Five Best Practices for the Wave Dataflow

Once you have moved past creating the first handful of Datasets you need for your Dashboards in Wave, you might begin to notice that your Dataflow takes longer to run.  When working with our customers, we have found long and complex Dataflows that take over an hour to run which can be frustrating for troubleshooting or getting frequent updates from your Salesforce org.

We wanted to share five tips for building smarter, faster Dataflows.

#1 – Limit Your Digests

When you build a new Dataset using the “Create Dataset” option in Wave, new JSON nodes are appended to your existing Dataflow without any reference or consideration to what is already in your Dataflow.  If you are not careful, then, over time, you may find yourself with a slow Dataflow due to a lot of redundancy.  You should also limit your sfdcDigest actions to include only the fields you truly need in your Wave Dataset (or that you need in other parts of your Dataflow).  Once you identify all of the fields you need and digest an Object a single time, you will want to change the source of various JSON nodes that used your superfluous digests.

#2 – Rename Those Nodes

It is not a lot of fun to unwind a spaghetti bowl full of JSON nodes that are named “101”, “102”, … , “153”, and so on.  Even if you are the only one in your organization that manages your Dataflow JSON, it is extremely helpful to give each node a name that makes sense:  “Extract_Opportunity”, “Augment_Opportunity_withAccount”, etc.  This practice is extra important if more than one person manages the Dataflow.  This process is not too hard once you have figured out what is going on with every node by using a “find and replace” feature of any good JSON editor.
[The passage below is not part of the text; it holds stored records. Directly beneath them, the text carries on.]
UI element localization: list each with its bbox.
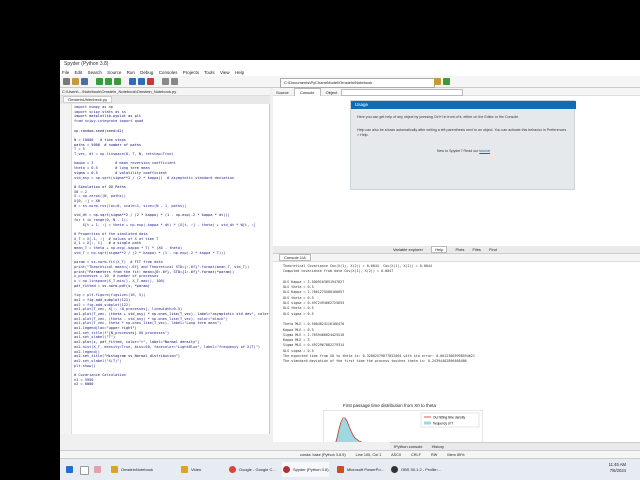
stop-icon[interactable] [147,78,154,85]
line-number-gutter [60,104,72,434]
menu-file[interactable]: File [62,70,69,75]
run-cell-icon[interactable] [105,78,112,85]
status-cursor: Line 105, Col 1 [355,453,382,457]
windows-start-icon[interactable] [66,466,73,473]
legend-frequency-text: frequency of T [433,422,453,426]
menu-consoles[interactable]: Consoles [159,70,178,75]
status-permissions: RW [431,453,438,457]
preferences-icon[interactable] [171,78,178,85]
step-icon[interactable] [138,78,145,85]
legend-swatch-frequency [424,421,431,425]
console-bottom-tabs: IPython console History [390,442,640,450]
tab-variable-explorer[interactable]: Variable explorer [393,247,423,252]
obs-icon [391,466,398,473]
search-icon[interactable] [80,466,89,475]
working-directory-input[interactable]: C:\Documents\PyCharmModel\Omstein\Notebo… [280,78,435,88]
taskbar: OmsteinNotebook Video Google - Google C.… [60,458,640,480]
code-line: n2 = 6000 [74,382,94,387]
menu-help[interactable]: Help [235,70,244,75]
menu-source[interactable]: Source [107,70,121,75]
task-google-chrome[interactable]: Google - Google C... [228,462,276,477]
debug-icon[interactable] [129,78,136,85]
menu-tools[interactable]: Tools [204,70,215,75]
folder-icon [111,466,118,473]
task-video[interactable]: Video [180,462,201,477]
first-passage-plot: OU hitting time density frequency of T [323,410,483,442]
usage-link-prefix: New to Spyder? Read our [436,149,479,153]
status-encoding: ASCII [391,453,401,457]
usage-tutorial-line: New to Spyder? Read our tutorial [351,149,576,153]
usage-text-1: Here you can get help of any object by p… [357,115,520,119]
console-tab-bar: Console 1/A [273,254,640,262]
task-omstein-notebook[interactable]: OmsteinNotebook [110,462,153,477]
run-icon[interactable] [96,78,103,85]
tab-history[interactable]: History [432,444,444,449]
usage-panel: Usage Here you can get help of any objec… [350,100,576,190]
console-line: The standard deviation of the first time… [283,359,467,364]
browse-folder-icon[interactable] [434,78,441,85]
clock-date: 7/6/2024 [609,468,626,473]
pane-tab-bar: Variable explorer Help Plots Files Find [273,246,640,254]
code-text[interactable]: import numpy as np import scipy.stats as … [74,105,269,387]
powerpoint-icon [337,466,344,473]
tab-files[interactable]: Files [472,247,480,252]
object-label: Object [325,90,338,95]
parent-dir-icon[interactable] [443,78,450,85]
desktop-screen: Spyder (Python 3.8) File Edit Search Sou… [60,60,640,480]
status-eol: CRLF [411,453,421,457]
folder-icon [181,466,188,473]
menu-bar: File Edit Search Source Run Debug Consol… [60,69,640,76]
window-title-bar: Spyder (Python 3.8) [60,60,640,69]
new-file-icon[interactable] [63,78,70,85]
main-toolbar: C:\Documents\PyCharmModel\Omstein\Notebo… [60,76,640,88]
legend-density-text: OU hitting time density [433,416,465,420]
editor-tab[interactable]: OmsteinUhlenbeck.py [63,96,113,103]
task-spyder[interactable]: Spyder (Python 3.8) [282,462,329,477]
menu-view[interactable]: View [220,70,230,75]
code-line: X[t + 1, :] = theta + np.exp(-kappa * dt… [74,222,256,227]
code-line: ax2.hist(X_T, density=True, bins=50, fac… [74,344,261,349]
save-icon[interactable] [81,78,88,85]
menu-debug[interactable]: Debug [140,70,153,75]
task-powerpoint[interactable]: Microsoft PowerPo... [336,462,384,477]
taskbar-clock[interactable]: 11:45 AM 7/6/2024 [609,462,626,474]
tab-help[interactable]: Help [431,246,448,253]
chrome-icon [229,466,236,473]
tab-plots[interactable]: Plots [455,247,464,252]
maximize-pane-icon[interactable] [162,78,169,85]
menu-edit[interactable]: Edit [75,70,83,75]
spyder-icon [283,466,290,473]
tutorial-link[interactable]: tutorial [479,149,490,153]
help-toolbar: Source Console Object [273,88,640,98]
tab-find[interactable]: Find [489,247,497,252]
source-label: Source [276,90,289,95]
ipython-console[interactable]: Theoretical Covariance Cov(X(1), X(2)) =… [273,262,640,442]
usage-title: Usage [351,101,576,109]
window-title: Spyder (Python 3.8) [64,61,109,67]
task-obs[interactable]: OBS 30.1.2 - Profile:... [390,462,441,477]
menu-run[interactable]: Run [127,70,135,75]
status-interpreter[interactable]: conda: base (Python 3.8.5) [300,453,346,457]
status-bar: conda: base (Python 3.8.5) Line 105, Col… [60,450,640,458]
console-tab[interactable]: Console 1/A [279,254,311,261]
code-line: ax1.plot(T_vec, (theta + std_asy) * np.o… [74,311,270,316]
editor-file-path: C:\Users\...\Notebook\Omstein_Notebook\O… [60,88,270,96]
editor-tab-bar: OmsteinUhlenbeck.py [60,96,270,104]
menu-search[interactable]: Search [88,70,102,75]
code-line: print("Theoretical mean={:.6f} and Theor… [74,264,250,269]
tab-ipython-console[interactable]: IPython console [394,444,422,449]
open-folder-icon[interactable] [72,78,79,85]
run-selection-icon[interactable] [114,78,121,85]
status-memory: Mem 85% [447,453,465,457]
code-editor[interactable]: import numpy as np import scipy.stats as … [60,104,270,434]
pinned-app-icon[interactable] [94,466,101,473]
usage-text-2: Help can also be shown automatically aft… [357,128,567,137]
console-output: Theoretical Covariance Cov(X(1), X(2)) =… [283,264,583,365]
menu-projects[interactable]: Projects [183,70,199,75]
plot-title: First passage time distribution from X0 … [343,403,437,408]
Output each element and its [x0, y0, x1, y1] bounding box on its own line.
#3 – Keep Your Grain Straight

This goes beyond a best practice since everything that happens in Wave requires an understanding of Dataset grain.  Keeping your grain straight in the Dataflow requires a solid understanding of the relationships between your data sources as well as smart logic to the order of operations in the Dataflow itself.  As a general rule, I always suggest digesting your base grain-level source data first and remembering to always “keep it on the left” as you go through your augment actions.  Keep an eye out for those occasions when you need to use a multi-value field operator such as adding Opportunity Team members to your Opportunity grain.

#4 – Backup Your Code

This is an important and basic requirement of any developer’s toolkit.  Unfortunately, Wave does not yet make this an easy task.  Remember to make a backup anytime that you download the JSON from the Data Monitor and keep it saved someplace safe.  This process can also help you de-bug new changes that you might be planning to add to the Dataflow.  Simply upload a partial version of the Dataflow that contains the parts you are testing so that run times are shorter while you are working out the kinks in the JSON.  Then you can bring it all back together at the end.  And don’t forget to save it again!

#5 – Use Replication

Replication is a newer feature that is now available in Wave that can add a lot of efficiency to your Dataflow process.  Replication separates the process of digesting Salesforce Objects from the rest of the actions of the Dataflow.  All the necessary Salesforce Objects are digesting on their own schedule via “replication” which creates temporary copies of the Objects.  To make this even more powerful, these replication copies work with Salesforce Objects on an incremental basis so your Dataflows run even faster because they are moving less data.

With these five best practices, you can work to make your Dataflows faster, smarter, and easier to manage.